Another great trick is to use a food chopper to dice up the onions and peppers. If you don’t have one, you must buy one! They are not expensive and I use mine all the time. It saves a ton of time and you don’t even have to hand wash it! Just rinse it and put it right into the dishwasher.  

  
The finished product was so delicious. It’s hearty, full of flavor and texture. It would be even more fabulous paired with a glass of Pinot Noir or any other kind of red wine you would enjoy. Bon appetite! 

  
In case you’d like to make it on your own, here’s how I made it: 
1 TBLS olive oil 

2 green peppers diced

1/2 medium yellow onion diced

1 can of Rotel 

1.5 lbs of lean ground turkey 

1 can of black beans drained 

1 can of sweet white corn drained 

10 turns of Trader Joe’s Everyday seasoning grinder  

1/2 tsp cumin 

1/2 tsp oregano 

2 tsp granulated garlic

1.5 32 FL. OZ. chicken stock boxes

Instant quinoa & brown rice with garlic

Salt to taste

Pepper to taste 
Instructions:

Pour olive oil into a large soup pot and warm.

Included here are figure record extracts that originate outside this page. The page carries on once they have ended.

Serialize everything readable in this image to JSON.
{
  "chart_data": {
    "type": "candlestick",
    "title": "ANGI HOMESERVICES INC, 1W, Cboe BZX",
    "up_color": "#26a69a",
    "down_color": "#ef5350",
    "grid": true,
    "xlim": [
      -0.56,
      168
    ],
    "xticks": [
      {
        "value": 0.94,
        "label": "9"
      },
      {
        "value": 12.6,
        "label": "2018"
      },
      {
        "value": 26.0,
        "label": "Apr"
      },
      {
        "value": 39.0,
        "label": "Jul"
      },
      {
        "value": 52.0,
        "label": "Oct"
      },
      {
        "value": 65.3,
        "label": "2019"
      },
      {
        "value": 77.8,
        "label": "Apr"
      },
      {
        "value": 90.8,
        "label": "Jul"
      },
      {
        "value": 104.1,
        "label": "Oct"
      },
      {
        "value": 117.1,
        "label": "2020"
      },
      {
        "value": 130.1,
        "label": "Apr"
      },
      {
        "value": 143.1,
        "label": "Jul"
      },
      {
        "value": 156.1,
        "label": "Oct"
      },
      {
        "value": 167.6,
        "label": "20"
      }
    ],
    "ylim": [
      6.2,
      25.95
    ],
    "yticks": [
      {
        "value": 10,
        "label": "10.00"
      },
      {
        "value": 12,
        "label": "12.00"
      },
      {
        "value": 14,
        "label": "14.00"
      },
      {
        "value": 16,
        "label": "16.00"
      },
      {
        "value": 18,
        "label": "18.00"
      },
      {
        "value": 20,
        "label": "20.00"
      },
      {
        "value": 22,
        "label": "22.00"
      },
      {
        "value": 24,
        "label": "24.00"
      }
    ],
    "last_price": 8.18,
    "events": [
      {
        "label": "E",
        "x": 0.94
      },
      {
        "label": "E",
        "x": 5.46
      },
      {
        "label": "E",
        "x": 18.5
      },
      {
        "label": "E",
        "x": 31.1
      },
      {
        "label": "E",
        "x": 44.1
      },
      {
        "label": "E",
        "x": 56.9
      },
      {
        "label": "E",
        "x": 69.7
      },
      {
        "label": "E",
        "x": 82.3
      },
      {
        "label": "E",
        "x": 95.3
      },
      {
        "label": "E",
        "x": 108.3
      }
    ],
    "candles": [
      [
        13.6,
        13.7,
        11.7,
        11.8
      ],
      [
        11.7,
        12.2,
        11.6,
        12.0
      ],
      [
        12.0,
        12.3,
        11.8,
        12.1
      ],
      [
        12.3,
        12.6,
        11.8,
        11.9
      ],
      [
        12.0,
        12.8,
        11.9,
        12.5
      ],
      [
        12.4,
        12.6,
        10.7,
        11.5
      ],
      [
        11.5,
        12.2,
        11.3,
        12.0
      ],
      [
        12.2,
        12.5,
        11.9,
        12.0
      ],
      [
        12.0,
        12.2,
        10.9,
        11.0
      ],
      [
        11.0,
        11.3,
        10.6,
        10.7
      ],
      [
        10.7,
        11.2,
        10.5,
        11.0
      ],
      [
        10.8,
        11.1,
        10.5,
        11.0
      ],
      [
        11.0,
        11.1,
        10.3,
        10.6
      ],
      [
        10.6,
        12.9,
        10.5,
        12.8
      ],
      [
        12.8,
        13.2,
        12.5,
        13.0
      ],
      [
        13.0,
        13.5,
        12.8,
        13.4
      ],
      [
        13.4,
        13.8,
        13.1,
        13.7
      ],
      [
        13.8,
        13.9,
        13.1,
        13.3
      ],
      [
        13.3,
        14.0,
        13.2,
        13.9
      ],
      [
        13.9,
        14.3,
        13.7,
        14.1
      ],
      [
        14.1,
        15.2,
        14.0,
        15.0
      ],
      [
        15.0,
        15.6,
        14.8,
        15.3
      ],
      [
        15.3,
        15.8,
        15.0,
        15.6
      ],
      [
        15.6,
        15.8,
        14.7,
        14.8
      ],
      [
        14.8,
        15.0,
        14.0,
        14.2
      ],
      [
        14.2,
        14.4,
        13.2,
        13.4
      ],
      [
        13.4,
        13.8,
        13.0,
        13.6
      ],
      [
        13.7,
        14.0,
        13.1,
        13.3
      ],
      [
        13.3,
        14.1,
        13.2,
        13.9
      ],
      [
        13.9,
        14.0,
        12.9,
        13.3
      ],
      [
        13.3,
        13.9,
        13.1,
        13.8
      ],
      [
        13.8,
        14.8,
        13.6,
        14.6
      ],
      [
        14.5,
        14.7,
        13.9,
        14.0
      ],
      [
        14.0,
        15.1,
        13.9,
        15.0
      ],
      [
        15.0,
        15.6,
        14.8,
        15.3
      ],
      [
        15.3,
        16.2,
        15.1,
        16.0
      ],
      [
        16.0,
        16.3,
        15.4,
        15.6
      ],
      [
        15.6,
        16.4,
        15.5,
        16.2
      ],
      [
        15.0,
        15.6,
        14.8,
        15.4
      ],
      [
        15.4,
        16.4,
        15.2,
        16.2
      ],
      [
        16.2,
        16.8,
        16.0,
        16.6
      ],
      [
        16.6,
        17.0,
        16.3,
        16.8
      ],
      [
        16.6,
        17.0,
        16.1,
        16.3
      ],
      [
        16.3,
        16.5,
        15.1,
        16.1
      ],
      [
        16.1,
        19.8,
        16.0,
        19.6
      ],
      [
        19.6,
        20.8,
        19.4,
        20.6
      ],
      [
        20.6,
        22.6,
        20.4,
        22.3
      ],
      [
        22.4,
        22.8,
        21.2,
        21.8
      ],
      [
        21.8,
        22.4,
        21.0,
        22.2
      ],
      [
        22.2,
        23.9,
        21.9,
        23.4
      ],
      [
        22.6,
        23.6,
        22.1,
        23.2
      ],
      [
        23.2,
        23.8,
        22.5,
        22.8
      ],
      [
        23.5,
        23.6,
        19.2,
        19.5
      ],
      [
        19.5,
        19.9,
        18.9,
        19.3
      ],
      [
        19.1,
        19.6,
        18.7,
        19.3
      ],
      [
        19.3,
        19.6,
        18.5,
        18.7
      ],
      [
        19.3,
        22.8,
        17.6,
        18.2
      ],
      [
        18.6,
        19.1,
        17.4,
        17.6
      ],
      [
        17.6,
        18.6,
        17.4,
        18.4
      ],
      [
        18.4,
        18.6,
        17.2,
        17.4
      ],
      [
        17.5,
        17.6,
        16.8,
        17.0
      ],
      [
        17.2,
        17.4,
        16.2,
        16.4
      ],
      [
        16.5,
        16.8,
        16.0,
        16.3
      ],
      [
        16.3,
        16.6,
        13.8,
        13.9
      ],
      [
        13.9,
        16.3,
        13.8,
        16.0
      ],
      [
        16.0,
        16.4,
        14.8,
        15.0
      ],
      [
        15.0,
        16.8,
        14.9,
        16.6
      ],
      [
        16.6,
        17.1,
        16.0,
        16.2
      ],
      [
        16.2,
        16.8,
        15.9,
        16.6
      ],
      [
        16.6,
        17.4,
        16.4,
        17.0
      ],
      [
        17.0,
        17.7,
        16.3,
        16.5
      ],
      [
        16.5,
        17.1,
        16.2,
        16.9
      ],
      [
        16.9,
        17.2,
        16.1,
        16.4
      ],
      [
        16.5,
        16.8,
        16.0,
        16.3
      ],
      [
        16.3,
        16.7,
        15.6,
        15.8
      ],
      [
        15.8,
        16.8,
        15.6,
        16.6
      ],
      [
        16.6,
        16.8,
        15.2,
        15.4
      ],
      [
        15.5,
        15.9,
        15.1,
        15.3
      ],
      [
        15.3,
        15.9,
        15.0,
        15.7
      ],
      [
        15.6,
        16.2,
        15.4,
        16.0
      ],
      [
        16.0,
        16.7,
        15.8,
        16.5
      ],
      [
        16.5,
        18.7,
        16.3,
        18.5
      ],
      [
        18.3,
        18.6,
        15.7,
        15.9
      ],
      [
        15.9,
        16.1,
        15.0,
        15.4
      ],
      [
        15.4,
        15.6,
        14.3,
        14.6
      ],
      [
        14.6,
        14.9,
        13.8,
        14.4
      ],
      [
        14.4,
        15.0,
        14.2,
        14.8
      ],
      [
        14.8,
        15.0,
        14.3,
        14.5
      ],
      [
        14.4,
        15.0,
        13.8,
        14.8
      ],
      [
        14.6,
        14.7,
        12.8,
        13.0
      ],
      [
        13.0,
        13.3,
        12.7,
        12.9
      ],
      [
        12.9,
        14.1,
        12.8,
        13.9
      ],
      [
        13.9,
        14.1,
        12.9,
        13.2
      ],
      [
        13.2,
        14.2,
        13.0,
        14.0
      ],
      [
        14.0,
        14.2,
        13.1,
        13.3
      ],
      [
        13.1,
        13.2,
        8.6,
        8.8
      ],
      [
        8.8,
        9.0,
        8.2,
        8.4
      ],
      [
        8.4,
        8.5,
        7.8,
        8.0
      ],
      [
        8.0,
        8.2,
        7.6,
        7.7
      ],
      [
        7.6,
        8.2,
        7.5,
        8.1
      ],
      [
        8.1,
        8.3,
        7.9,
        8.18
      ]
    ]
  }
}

Add in the chopped peppers, onions and can of Rotel (do not drain) and simmer for around 5 minutes to soften. Add in cumin and simmer for an additional minute. Then add in the ground turkey. Cook turkey through then add in the canned corn & beans. Mix all of the ingredients with the rest of the dry spices. Lastly, pour in the chicken stock. Bring the soup to a boil then let it simmer on low for a good hour to let the flavor build. Don’t forget your salt & pepper for flavor! 

   
  
 About 2 minutes before the soup is done pop your instant quinoa into the microwave to cook. After the hour of cooking the soup you can toss the quinoa & brown rice mix into the soup. Pour the soup into a bowl and top with mozzarella cheese for a little extra creaminess.